Other treatments include Apligraf® and Dermagraf® which are applied to the wound area to help patients cells regenerate and grow more quickly.
Along with wound care a patient may receive traditional functional therapies like range of motion, general strengthening and gait training. “We also teach patients to walk with an orthotic boot or with a new prosthesis,” said Connor.
“I love what I do – working with patients and seeing positive outcomes,” said Connor. “Some of my patients might need treatment for up to a year so we become like a family. We definitely have a personal as well as a professional concern for our patients,” said Connor.
“We treat the whole patient here from evaluation of wounds, nursing treatment, to physical therapy and education. We have a team approach for every patient to get them to the final result of being healed,” Connor said.
“The results speak for themselves – we have exceptional healing rates,” said Dr. Samies.

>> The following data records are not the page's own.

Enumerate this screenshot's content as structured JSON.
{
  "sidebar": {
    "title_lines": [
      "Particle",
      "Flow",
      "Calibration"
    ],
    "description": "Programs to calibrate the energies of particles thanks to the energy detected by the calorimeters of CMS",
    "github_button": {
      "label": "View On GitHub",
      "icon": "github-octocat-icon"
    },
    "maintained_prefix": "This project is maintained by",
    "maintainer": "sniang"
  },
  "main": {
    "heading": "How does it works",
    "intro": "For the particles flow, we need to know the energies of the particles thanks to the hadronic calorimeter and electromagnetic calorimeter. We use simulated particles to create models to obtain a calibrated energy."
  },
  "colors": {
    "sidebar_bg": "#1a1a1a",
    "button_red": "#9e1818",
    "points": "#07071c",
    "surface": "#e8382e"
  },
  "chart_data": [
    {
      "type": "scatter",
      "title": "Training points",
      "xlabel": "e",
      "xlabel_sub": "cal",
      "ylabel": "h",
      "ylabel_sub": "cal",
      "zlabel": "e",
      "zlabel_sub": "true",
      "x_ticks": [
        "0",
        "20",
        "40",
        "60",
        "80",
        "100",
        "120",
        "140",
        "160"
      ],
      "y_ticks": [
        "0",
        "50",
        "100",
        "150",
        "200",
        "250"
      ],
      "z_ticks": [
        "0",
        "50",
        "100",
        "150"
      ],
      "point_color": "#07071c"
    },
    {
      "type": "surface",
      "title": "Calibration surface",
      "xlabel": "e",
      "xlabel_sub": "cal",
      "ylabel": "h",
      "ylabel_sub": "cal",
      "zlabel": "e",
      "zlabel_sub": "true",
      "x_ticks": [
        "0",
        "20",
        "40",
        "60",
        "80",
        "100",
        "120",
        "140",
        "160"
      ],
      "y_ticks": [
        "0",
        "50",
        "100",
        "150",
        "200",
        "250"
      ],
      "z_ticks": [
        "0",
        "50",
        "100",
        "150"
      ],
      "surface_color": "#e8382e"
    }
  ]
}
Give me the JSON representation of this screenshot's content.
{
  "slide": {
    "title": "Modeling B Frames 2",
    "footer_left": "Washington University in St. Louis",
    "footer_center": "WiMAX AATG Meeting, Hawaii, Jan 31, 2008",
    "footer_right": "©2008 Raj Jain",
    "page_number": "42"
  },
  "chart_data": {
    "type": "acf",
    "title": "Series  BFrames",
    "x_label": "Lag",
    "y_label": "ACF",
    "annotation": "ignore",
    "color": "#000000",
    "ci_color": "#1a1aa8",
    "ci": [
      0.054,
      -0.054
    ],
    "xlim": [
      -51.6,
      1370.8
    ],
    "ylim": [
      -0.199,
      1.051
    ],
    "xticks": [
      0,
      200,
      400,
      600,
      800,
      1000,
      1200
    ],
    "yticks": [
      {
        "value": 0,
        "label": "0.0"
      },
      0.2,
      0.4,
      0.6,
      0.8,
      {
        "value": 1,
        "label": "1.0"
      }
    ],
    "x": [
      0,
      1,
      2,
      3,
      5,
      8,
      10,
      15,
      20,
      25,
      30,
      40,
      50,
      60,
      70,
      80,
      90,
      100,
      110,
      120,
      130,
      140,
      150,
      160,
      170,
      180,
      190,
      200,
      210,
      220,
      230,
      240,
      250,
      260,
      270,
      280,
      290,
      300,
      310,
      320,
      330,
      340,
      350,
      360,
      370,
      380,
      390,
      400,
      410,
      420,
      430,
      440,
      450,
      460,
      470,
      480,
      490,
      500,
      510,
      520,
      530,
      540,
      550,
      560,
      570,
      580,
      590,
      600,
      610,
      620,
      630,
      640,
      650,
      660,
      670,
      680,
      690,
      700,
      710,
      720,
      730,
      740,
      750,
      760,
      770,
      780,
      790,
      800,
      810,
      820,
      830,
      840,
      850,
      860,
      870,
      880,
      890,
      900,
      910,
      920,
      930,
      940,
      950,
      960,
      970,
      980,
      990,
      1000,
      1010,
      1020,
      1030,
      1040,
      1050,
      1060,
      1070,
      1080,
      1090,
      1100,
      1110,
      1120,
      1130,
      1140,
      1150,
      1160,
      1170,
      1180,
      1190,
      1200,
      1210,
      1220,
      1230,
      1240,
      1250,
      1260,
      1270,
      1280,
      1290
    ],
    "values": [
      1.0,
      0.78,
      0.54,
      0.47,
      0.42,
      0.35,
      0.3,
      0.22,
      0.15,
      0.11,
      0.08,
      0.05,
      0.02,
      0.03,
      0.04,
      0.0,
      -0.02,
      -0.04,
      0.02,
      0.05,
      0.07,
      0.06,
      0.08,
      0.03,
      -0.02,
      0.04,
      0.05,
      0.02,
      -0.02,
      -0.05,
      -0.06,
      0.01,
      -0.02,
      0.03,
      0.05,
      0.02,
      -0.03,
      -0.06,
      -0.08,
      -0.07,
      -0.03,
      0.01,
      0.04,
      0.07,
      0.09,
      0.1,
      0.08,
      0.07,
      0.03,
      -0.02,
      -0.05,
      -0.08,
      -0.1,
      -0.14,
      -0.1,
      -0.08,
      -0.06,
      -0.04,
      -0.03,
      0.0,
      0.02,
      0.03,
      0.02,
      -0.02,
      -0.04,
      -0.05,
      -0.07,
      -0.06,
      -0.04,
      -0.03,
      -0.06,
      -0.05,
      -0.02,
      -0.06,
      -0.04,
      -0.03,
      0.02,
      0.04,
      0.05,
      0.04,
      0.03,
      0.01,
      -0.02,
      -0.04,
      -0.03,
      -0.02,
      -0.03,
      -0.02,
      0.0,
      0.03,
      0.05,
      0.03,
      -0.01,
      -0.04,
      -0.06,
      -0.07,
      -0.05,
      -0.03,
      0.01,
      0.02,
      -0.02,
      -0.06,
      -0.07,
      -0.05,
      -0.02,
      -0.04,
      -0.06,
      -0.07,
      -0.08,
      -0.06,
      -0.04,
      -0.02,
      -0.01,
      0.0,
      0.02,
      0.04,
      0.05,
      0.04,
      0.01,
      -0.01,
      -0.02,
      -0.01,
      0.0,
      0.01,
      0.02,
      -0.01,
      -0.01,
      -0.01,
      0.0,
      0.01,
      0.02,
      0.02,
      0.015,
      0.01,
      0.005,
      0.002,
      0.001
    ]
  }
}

In addition to a physical therapist and two physical therapy technicians dedicated to the wound care, the Wound Center team includes a board-certified infectious disease specialist and hospital epidemiologist; four certified wound care nurses with more than 30 years of combined experience in wound care; a patient counselor, a registered dietician and nutrition specialist available for consultation; a certified diabetic educator as consultant for diabetic education; as well as a medical office assistant and a department secretary.
The Regional Medical Center’s Wound Center specializes in helping patients with wounds that have not healed including: pressure ulcers, diabetic wounds, lower extremity ulcers, non-healing surgical wounds, chronic wounds that do not show improvement in four weeks, wounds related to circulatory problems and minor burns.
“There’s no question that physical therapy is an essential part of our treatment options at the Wound Center,” said Samies. “It’s one of the reasons why we’ve been so successful in treating hundreds of wound patients every year.”